Originally published on August 13, 2011

A Politco story released this week regarding comments by S&P senior director Joydeep Mukherji is being used to suggest that Tea party intransigence is the root cause of the debt downgrade. However, I think the finger is really pointing at the Administration instead.

Joydeep Mukherji said the stability and effectiveness of American political institutions were undermined by the fact that “people in the political arena were even talking about a potential default,” “That a country even has such voices, albeit a minority, is something notable,” he added. “This kind of rhetoric is not common amongst AAA sovereigns.”

It is worth noting that had the debt ceiling not been raised then it would have been up to the Treasury under Secretary Geithner, in consultation with the President and Congress, to decide which bills would be paid and which would be suspended. Tea Party Republicans, like Michelle Bachmann, assumed that the government would never default on our debt obligations. It was accurate to say that the government would not have to default since there were plenty of revenues coming in to cover all principal and interest repayments. Instead, the government could have suspended payments on discretionary programs and the effect would be much like a partial government shutdown. These effects would not be small or inconsequential but they would not amount to a default on debt.

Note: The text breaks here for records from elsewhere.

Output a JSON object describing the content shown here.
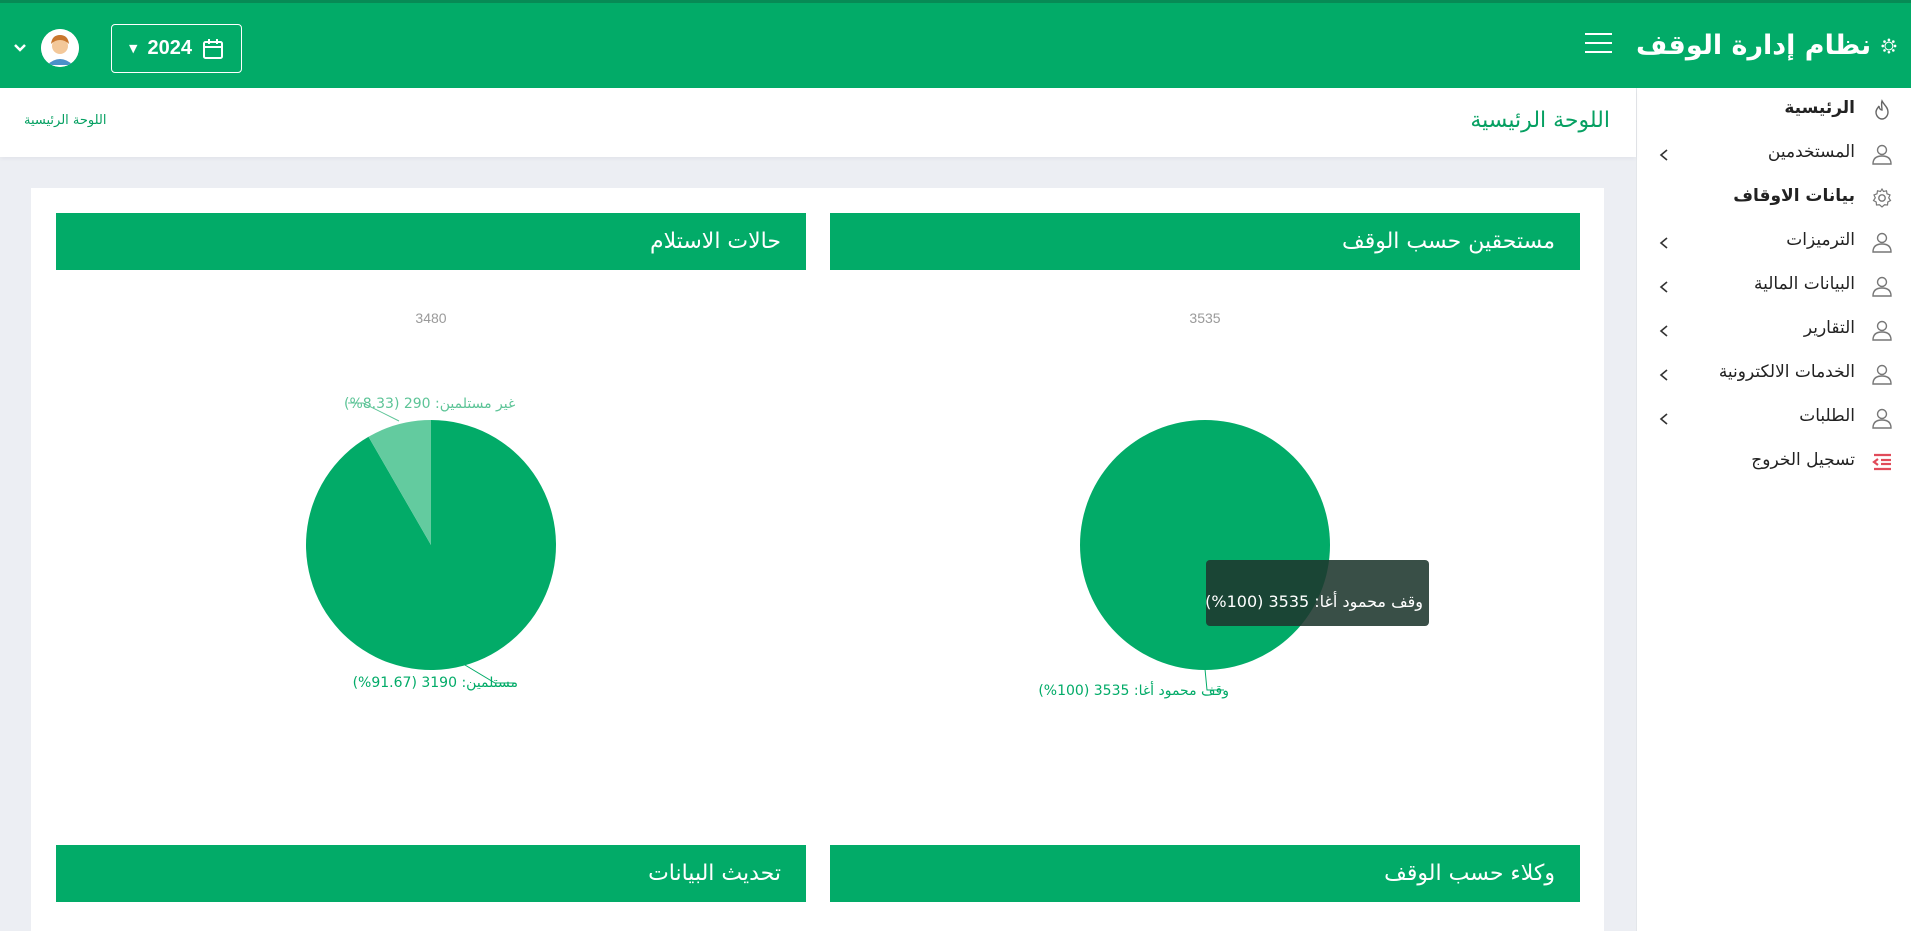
{
  "app": {
    "title": "نظام إدارة الوقف"
  },
  "header": {
    "year": "2024"
  },
  "page": {
    "title": "اللوحة الرئيسية",
    "breadcrumb": "اللوحة الرئيسية"
  },
  "sidebar": {
    "items": [
      {
        "label": "الرئيسية",
        "icon": "fire-icon",
        "has_submenu": false
      },
      {
        "label": "المستخدمين",
        "icon": "user-icon",
        "has_submenu": true
      },
      {
        "label": "بيانات الاوقاف",
        "icon": "gear-icon",
        "has_submenu": false
      },
      {
        "label": "الترميزات",
        "icon": "user-icon",
        "has_submenu": true
      },
      {
        "label": "البيانات المالية",
        "icon": "user-icon",
        "has_submenu": true
      },
      {
        "label": "التقارير",
        "icon": "user-icon",
        "has_submenu": true
      },
      {
        "label": "الخدمات الالكترونية",
        "icon": "user-icon",
        "has_submenu": true
      },
      {
        "label": "الطلبات",
        "icon": "user-icon",
        "has_submenu": true
      },
      {
        "label": "تسجيل الخروج",
        "icon": "logout-icon",
        "has_submenu": false
      }
    ]
  },
  "panels": {
    "beneficiaries": {
      "title": "مستحقين حسب الوقف"
    },
    "receipt": {
      "title": "حالات الاستلام"
    },
    "agents": {
      "title": "وكلاء حسب الوقف"
    },
    "data_update": {
      "title": "تحديث البيانات"
    }
  },
  "tooltip": {
    "text": "وقف محمود أغا: 3535 (100%)"
  },
  "colors": {
    "primary": "#02ab68",
    "slice_light": "#63cb9f",
    "label_light": "#5dc497",
    "total": "#9a9a9a",
    "logout": "#e14b5a"
  },
  "chart_data": [
    {
      "type": "pie",
      "total": "3535",
      "slices": [
        {
          "name": "وقف محمود أغا",
          "value": 3535,
          "percent": 100,
          "label": "وقف محمود أغا: 3535 (100%)"
        }
      ]
    },
    {
      "type": "pie",
      "total": "3480",
      "slices": [
        {
          "name": "مستلمين",
          "value": 3190,
          "percent": 91.67,
          "label": "مستلمين: 3190 (91.67%)"
        },
        {
          "name": "غير مستلمين",
          "value": 290,
          "percent": 8.33,
          "label": "غير مستلمين: 290 (8.33%)"
        }
      ]
    }
  ]
}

However, this isn’t what the administration was saying. In Timothy Geithner’s Jan 6, 2011, letter to Majority leader Harry Reid he implores Congress to reach a deal to raise the debt limit.

He says in paragraph two, “Failure to raise the limit would precipitate a default by the United States.” He also says in the letter that failure to raise the debt ceiling would not be the same as a partial government shutdown. He wrote, “Those government shutdowns, which were unwise and highly disruptive, did not have the same long-term negative impact on U.S. creditworthiness as a default would, because there was headroom available under the debt limit at that time.”

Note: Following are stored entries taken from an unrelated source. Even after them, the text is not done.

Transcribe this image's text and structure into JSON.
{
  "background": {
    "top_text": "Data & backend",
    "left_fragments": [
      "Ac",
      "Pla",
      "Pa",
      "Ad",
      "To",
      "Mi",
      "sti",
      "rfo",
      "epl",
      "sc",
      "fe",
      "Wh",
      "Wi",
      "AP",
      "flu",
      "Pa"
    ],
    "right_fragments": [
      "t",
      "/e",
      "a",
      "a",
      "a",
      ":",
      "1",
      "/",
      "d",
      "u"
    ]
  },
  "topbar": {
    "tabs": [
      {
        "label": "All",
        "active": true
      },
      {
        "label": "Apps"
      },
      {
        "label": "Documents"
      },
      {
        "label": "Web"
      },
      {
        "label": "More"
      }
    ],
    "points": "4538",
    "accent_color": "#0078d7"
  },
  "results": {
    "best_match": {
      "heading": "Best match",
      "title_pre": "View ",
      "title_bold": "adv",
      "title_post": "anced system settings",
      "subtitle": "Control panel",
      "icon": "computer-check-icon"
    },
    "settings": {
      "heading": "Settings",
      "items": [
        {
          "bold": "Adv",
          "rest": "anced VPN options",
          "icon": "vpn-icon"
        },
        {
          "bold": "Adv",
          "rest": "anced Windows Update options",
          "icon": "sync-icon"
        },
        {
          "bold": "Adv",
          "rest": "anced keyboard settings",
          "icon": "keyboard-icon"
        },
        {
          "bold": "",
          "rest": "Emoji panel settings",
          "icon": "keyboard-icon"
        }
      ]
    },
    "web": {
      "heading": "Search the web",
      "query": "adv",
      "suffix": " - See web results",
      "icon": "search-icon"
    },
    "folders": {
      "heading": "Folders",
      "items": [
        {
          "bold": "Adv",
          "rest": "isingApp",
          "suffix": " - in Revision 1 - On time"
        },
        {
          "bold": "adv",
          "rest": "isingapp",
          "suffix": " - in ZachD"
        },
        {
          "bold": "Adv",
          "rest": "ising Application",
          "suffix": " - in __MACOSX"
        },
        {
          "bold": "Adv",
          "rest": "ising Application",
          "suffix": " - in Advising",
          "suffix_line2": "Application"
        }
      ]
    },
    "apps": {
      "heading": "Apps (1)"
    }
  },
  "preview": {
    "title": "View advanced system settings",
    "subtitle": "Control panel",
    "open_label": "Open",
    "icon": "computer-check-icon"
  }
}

In other words, the reason things would be different this time, is because we would fail to make our interest payments. At the end of the letter, he describes likely economic impacts of failure to raise the debt limit, most of which would clearly be the consequence of an actual default on US debt repayment. Thus, Geithner is strongly suggesting that the US might be inclined not to make some debt repayments if the debt ceiling were not raised.

Or listen to Obama’s Economic advisor Austen Goolsbee in January. He talks about default as if we would not make repayment of our principal and interest and does not make the distinction between discretionary spending and repayment of debt. Clearly he describes as catastrophic the impact of debt default.

But then listen to President Obama later in June. In this clip President Obama seems to equate the term default with not paying some government bills. So, for example, if the government did not pay some social security obligations, one might say the US had defaulted. So maybe when he says default he doesn’t really mean a debt default. However, at the end he asks whether we really would choose to send interest payments to China to avoid default on the debt rather than sending out social security checks. He doesn’t answer the question, but if I had to infer what his preference was based on the way he presented it, I’d have to say he’d prefer to pay the SS checks. The inference is that had the debt ceiling not been raised, the President may have been inclined to “really default” on some interest payments.

These are the voices S&P is more likely referring to, especially since these are the individuals who are empowered to administer the payment of government obligations. The administration could have avoided this criticism by saying throughout the crisis that the full faith and credit of the US would not be impaired EVEN IF we hit the debt ceiling. They then could have explained the serious repercussions if we were forced to go through a partial government shutdown. However the administration didn’t do that. Instead they told the default implication story over and over again and did not accurately reflect the true situation. That is …. unless it really WAS President Obama’s intention to default on debt to avoid a reduction in social security and other government payments!!